Medical didactic and health and science policy changes such as the introduction of the new federal final examinations in Switzerland [26] or the German Federal Master Plan 2020 [27] with the planned practical exam formats (OSCEs) in the 2nd and 3rd state examinations ensure that the importance of SP programs is steadily increasing. In turn there is building pressure for the method to be as valid and reliable as possible, to be secure and dependable from a legal perspective and to work according to established, comprehensible and uniform standards. The position paper should help address these processes and the associated expectations and to anchor the didactic method of SPs with greater scientific foundation. In addition, this paper should also act as a contribution to the discussion of upcoming faculty development processes and didactic discourses.
As is usual with consensual processes, not all opinions are explicitly represented and sometimes contradictory positions have to be reconciled in compromise solutions. Nevertheless, key contributions to the discussion and opinions in recent years are presented and directions are pointed out in which the SP method can develop in German-speaking countries and, in the opinion of the authors and numerous participants involved in the creation process, should develop. Of course the wider discussion itself is not over. In conclusion there is the expectation and hope that the discussions about and research on the SP method will continue to be equally vivid and fruitful in the future and that the positions presented here will provide important stimuli for this.
Notes
The position paper was accepted by the GMA executive board at 03-06-2019.

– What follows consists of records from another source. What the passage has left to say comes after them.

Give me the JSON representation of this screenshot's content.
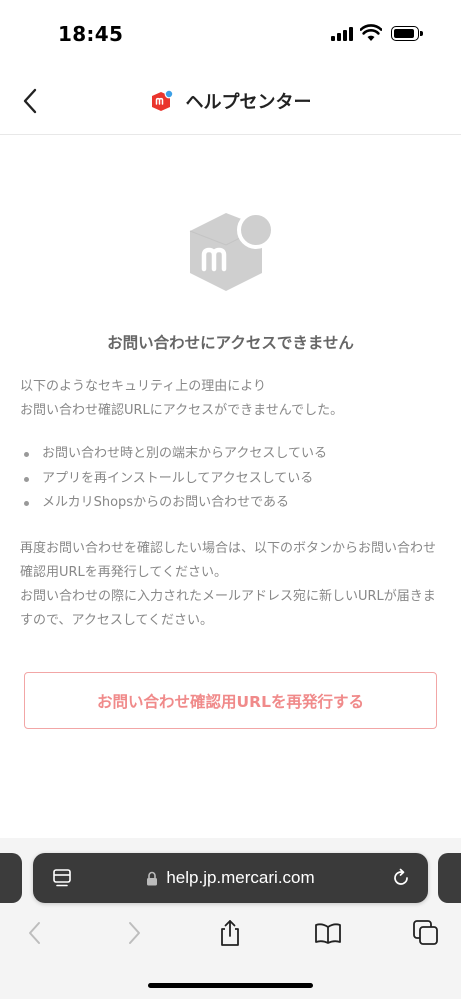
{
  "status_bar": {
    "time": "18:45"
  },
  "header": {
    "title": "ヘルプセンター"
  },
  "main": {
    "error_title": "お問い合わせにアクセスできません",
    "intro_lines": [
      "以下のようなセキュリティ上の理由により",
      "お問い合わせ確認URLにアクセスができませんでした。"
    ],
    "reasons": [
      "お問い合わせ時と別の端末からアクセスしている",
      "アプリを再インストールしてアクセスしている",
      "メルカリShopsからのお問い合わせである"
    ],
    "note_paragraphs": [
      "再度お問い合わせを確認したい場合は、以下のボタンからお問い合わせ確認用URLを再発行してください。",
      "お問い合わせの際に入力されたメールアドレス宛に新しいURLが届きますので、アクセスしてください。"
    ],
    "reissue_button_label": "お問い合わせ確認用URLを再発行する"
  },
  "browser": {
    "url": "help.jp.mercari.com"
  },
  "colors": {
    "brand_red": "#ea352d",
    "brand_blue": "#3ca0e6",
    "button_border": "#f2a6a6",
    "button_text": "#f08a8a",
    "mascot_gray": "#cfcfcf"
  },
  "icons": {
    "back": "chevron-left-icon",
    "logo": "mercari-logo-icon",
    "mascot": "mercari-box-icon",
    "lock": "lock-icon",
    "reader": "reader-mode-icon",
    "reload": "reload-icon",
    "nav_back": "chevron-left-icon",
    "nav_forward": "chevron-right-icon",
    "share": "share-icon",
    "bookmarks": "book-icon",
    "tabs": "tabs-icon"
  }
}
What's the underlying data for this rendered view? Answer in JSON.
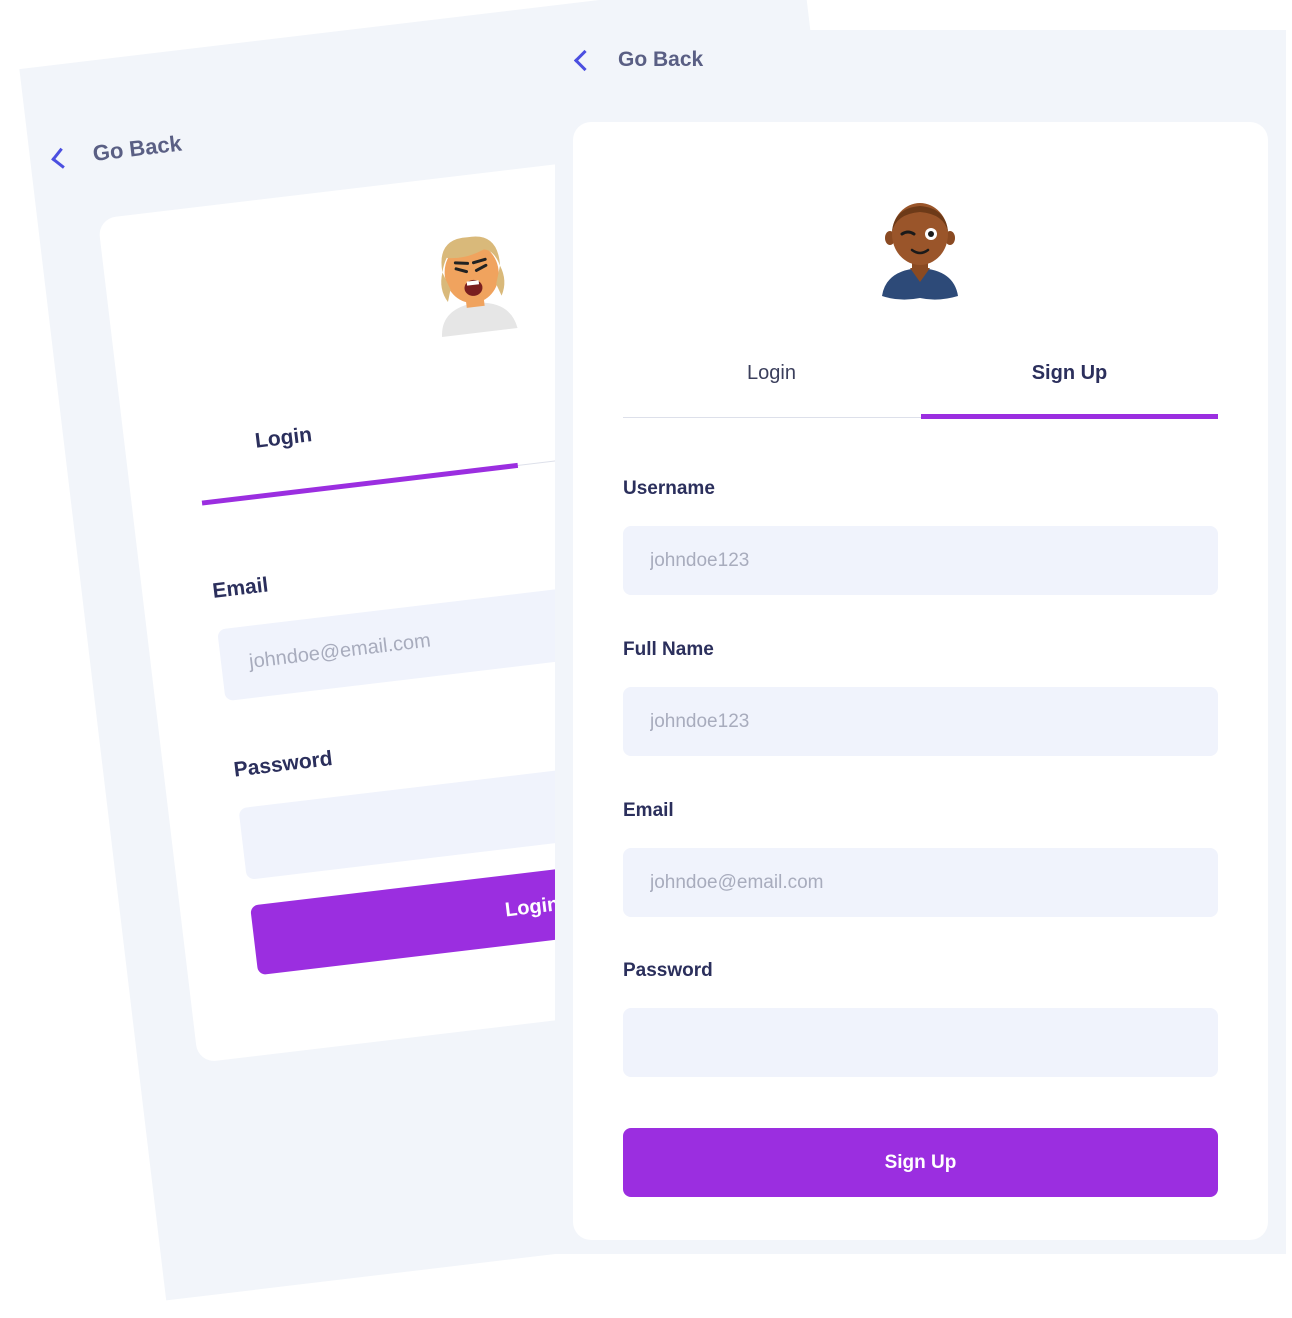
{
  "back_screen": {
    "go_back_label": "Go Back",
    "tabs": {
      "login": "Login"
    },
    "email_label": "Email",
    "email_placeholder": "johndoe@email.com",
    "password_label": "Password",
    "login_button": "Login"
  },
  "front_screen": {
    "go_back_label": "Go Back",
    "tabs": {
      "login": "Login",
      "signup": "Sign Up",
      "active": "signup"
    },
    "fields": {
      "username": {
        "label": "Username",
        "placeholder": "johndoe123"
      },
      "full_name": {
        "label": "Full Name",
        "placeholder": "johndoe123"
      },
      "email": {
        "label": "Email",
        "placeholder": "johndoe@email.com"
      },
      "password": {
        "label": "Password",
        "placeholder": ""
      }
    },
    "signup_button": "Sign Up"
  },
  "colors": {
    "accent": "#9b2ee0",
    "back_chevron": "#4b4fe0",
    "screen_bg": "#f2f5fa",
    "input_bg": "#f0f3fc"
  }
}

1 The “Simulated Patients” committee of the Society for Medical Education (GMA) was renamed the “Simulated Persons” Committee in February 2019. This text uses the old name because the position paper was developed prior to the name change.
2 We would also like to thank all participants of the various workshops as well as the members of the Committee of Simulated Patients of the Society for Medical Education, who participated in the development of the positions and without whom the broad consensus and the position paper in its present form would not have been possible.